Turning off dot-pattern termination for --without-K would mean that we could not do the usual proof by pattern matching that the successor relation is well-founded:

{-# OPTIONS --without-K #-}

open import Agda.Builtin.Nat using (Nat; zero; suc)

data Acc {A : Set} (R : A → A → Set) (x : A) : Set where
  acc : (∀ y → R y x → Acc R y) → Acc R x

data _<_ (x : Nat) : Nat → Set where
  <S : x < suc x

iswf< : ∀ x → Acc _<_ x
iswf< x = acc (h x)
  where
  h : ∀ x y → y < x → Acc _<_ y
  h .(suc y) y <S = acc (h y)

If the program should be rejected when --cubical is used, then it should also be rejected when --without-K is used, right?

After the fix, it is accepted in both modes. But see my previous comment for a violation of your principle. Likely, the termination checker rejects too many programs under --cubical, just to be on the safe side. But with termination checking being undecidable, we accept that it is incomplete, and may also violate your principle. (If you want your principle, we could e.g. have a check that --cubical is actually necessary, i.e. cubical features are positively used, because in this case, the type checker would already not succeed with just --without-K.)

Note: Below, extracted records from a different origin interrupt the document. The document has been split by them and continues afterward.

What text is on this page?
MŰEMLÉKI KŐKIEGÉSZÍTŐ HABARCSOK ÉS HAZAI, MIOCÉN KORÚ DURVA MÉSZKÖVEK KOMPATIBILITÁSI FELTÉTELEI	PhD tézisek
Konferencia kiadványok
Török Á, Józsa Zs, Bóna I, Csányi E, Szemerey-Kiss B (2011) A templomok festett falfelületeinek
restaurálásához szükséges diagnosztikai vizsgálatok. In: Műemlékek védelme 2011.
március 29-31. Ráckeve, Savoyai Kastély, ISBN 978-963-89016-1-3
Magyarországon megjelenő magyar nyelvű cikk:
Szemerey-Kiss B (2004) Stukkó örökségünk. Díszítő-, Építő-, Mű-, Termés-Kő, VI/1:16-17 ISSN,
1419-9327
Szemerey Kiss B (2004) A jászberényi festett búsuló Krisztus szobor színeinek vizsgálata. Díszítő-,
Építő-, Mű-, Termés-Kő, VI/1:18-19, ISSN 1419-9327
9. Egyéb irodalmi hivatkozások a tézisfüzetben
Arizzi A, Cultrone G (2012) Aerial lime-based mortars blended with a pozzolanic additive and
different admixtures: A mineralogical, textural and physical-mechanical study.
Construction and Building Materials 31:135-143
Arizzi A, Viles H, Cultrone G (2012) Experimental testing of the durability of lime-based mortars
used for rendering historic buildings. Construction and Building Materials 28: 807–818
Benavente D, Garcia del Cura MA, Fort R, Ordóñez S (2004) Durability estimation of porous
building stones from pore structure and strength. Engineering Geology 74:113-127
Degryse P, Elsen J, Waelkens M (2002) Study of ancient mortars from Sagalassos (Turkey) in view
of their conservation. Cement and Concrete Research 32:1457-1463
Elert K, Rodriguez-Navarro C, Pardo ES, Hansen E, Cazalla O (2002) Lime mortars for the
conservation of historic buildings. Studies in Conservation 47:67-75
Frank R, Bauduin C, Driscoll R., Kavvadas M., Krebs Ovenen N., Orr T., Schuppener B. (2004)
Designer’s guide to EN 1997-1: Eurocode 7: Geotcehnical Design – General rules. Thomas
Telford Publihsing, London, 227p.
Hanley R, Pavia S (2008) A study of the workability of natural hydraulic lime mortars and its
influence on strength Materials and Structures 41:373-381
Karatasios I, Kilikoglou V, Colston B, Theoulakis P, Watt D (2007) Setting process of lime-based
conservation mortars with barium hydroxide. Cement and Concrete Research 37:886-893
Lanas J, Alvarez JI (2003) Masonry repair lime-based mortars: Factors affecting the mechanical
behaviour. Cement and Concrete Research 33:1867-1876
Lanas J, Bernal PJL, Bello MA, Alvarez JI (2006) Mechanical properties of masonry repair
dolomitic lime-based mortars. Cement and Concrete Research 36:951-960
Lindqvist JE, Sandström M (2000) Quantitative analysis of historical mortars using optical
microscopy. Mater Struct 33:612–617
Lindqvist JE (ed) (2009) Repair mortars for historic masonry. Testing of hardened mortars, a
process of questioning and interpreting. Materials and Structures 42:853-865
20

"My principle" is that code that is accepted when --without-K is used should be accepted also when --with-K, --erased-cubical or --cubical is used. Every extra check that is performed in Cubical Agda should also be performed when --without-K is used.

Turning off dot-pattern termination for --without-K would mean that we could not do the usual proof by pattern matching that the successor relation is well-founded:

The code is accepted (with --erased-cubical) if the dot is moved:

iswf< : ∀ x → Acc _<_ x
iswf< x = acc (h x)
  where
  h : ∀ x y → y < x → Acc _<_ y
  h (suc y) .y <S = acc (h y)

However, Agda emits a warning:

Could not generate equivalence when splitting on indexed family,
the function will not compute on transports by a path.
  Reason: UnsupportedYet Injectivity
                           position:    0
                           type:        Nat
                           datatype:    Nat
                           parameters: 
                           indices:    
                           constructor: suc
when checking the definition of h

"My principle" is that code that is accepted when --without-K is used should be accepted also when --with-K, --erased-cubical or --cubical is used. Every extra check that is performed in Cubical Agda should also be performed when --without-K is used.

I realised that my statement is too strong. One could make Cubical Agda checks unnecessarily strict without the risk of breaking anything, and that may be the case for the check under discussion. @Saizan wrote the following:

I'm not sure exactly how to interpret this. Would it make sense to include dot patterns when checking termination for a Cubical Agda definition that does not involve matching for HITs?

Would it make sense to include dot patterns when checking termination for a Cubical Agda definition that does not involve matching for HITs?

I suppose so.